With temperatures rising, glaciers all across the globe are melting at a fast pace, and glacial lakes are getting formed, and with the bursting of these lakes, a grave danger can emerge for the 1.5 crore people across the globe who live within a 50KM radius from these glaciers. Half of these glaciers are in India, Pakistan, China, and Peru.
In a study conducted by the scientists of the New Castle University, UK, which has been published in the Nature Communications magazine, it has been said that 50% of the world’s population facing danger, which is 75 lakh people, live in these four countries including India.
30 lakh people in India and 20 lakh people in Pakistan can get affected from the same. The study also mentions the incident which had taken place in Uttarakhand’s Chamoli back in February 2021, and had led to the deaths of 80 people, and many others had gone missing. The highest degree of danger is looming from the Tibetan plateau, Kyrgyzstan, to China, where 93 lakh people live.
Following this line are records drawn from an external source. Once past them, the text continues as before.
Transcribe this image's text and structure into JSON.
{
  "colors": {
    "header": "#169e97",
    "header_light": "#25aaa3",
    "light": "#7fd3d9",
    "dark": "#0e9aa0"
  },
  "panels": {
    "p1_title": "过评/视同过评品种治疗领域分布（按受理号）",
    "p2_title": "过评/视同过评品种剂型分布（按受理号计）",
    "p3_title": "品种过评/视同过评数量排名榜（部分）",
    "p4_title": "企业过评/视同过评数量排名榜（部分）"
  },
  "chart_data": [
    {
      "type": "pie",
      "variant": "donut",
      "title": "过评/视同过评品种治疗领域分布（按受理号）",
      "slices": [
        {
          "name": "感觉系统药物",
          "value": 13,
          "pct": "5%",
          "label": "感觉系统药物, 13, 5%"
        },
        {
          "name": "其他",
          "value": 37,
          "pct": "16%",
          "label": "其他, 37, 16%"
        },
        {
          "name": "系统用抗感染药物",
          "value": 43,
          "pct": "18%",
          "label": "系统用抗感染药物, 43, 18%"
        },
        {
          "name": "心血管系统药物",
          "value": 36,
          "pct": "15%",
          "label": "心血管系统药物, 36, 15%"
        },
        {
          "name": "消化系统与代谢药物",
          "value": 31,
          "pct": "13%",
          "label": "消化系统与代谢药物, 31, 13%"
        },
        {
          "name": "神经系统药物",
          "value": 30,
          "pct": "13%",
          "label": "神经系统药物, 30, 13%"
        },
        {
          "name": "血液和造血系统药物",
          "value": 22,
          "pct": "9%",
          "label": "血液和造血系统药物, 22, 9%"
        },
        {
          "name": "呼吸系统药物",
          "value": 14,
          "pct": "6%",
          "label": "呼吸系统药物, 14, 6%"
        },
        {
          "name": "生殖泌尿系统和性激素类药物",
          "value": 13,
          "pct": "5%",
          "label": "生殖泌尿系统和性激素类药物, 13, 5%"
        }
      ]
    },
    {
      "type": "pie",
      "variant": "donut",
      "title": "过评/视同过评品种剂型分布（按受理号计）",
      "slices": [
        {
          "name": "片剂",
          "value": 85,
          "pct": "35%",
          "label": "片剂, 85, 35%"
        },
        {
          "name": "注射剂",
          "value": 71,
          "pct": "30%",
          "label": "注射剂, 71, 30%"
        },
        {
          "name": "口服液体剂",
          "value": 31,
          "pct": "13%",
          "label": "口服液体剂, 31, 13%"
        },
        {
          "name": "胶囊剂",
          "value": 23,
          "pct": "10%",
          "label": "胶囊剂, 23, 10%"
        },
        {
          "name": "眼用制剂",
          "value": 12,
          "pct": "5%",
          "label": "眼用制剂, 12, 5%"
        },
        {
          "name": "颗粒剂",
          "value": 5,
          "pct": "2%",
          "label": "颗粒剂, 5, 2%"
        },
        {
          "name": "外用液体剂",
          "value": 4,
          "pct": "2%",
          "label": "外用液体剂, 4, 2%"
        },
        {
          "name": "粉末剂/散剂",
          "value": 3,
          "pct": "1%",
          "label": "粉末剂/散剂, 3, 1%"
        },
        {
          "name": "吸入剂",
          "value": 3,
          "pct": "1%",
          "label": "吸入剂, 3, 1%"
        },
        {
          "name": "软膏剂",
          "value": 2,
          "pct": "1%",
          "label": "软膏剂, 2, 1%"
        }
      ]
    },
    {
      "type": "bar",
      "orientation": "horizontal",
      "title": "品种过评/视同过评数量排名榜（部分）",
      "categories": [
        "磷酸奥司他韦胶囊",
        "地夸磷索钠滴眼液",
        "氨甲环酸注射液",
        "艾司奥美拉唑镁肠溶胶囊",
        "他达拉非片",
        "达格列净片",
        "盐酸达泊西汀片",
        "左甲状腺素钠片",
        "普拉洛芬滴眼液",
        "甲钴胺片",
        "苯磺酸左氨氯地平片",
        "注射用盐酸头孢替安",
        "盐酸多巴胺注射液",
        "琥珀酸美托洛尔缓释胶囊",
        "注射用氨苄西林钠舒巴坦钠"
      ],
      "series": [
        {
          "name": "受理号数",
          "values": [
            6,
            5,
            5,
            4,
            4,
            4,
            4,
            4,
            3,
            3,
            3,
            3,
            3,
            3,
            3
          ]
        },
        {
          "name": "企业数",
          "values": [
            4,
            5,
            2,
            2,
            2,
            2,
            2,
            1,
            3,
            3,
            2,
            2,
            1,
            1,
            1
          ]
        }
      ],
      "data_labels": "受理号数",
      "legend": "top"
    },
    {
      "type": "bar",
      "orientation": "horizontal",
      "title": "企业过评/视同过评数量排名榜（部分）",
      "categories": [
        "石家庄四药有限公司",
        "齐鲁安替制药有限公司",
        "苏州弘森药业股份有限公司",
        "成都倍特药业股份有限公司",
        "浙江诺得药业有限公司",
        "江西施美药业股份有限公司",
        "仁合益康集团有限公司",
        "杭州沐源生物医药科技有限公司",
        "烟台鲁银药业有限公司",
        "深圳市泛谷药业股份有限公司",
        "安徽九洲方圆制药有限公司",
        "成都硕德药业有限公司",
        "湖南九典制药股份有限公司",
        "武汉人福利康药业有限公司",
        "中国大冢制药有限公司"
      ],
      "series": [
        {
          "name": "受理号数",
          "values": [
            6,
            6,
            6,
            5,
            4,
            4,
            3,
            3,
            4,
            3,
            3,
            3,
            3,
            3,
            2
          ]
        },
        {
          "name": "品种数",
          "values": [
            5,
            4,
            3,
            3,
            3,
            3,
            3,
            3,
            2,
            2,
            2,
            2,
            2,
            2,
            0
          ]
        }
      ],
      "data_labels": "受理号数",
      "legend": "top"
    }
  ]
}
Half of the glaciers outside the polar region are in Pakistan, and in 2022 alone, 16 incidents had taken place because of glacier bursts.
Nevertheless, it is still not clear as to how responsible was the melting of glaciers for the floods which had hit Pakistan the last year. Professor Tom Robinson of New Zealand’s Canterbury University has said that the bursting of a glacier like is like a tsunami on land, similar to a dam burst, and the most threatening factor is that such disasters take place without or with very little warning.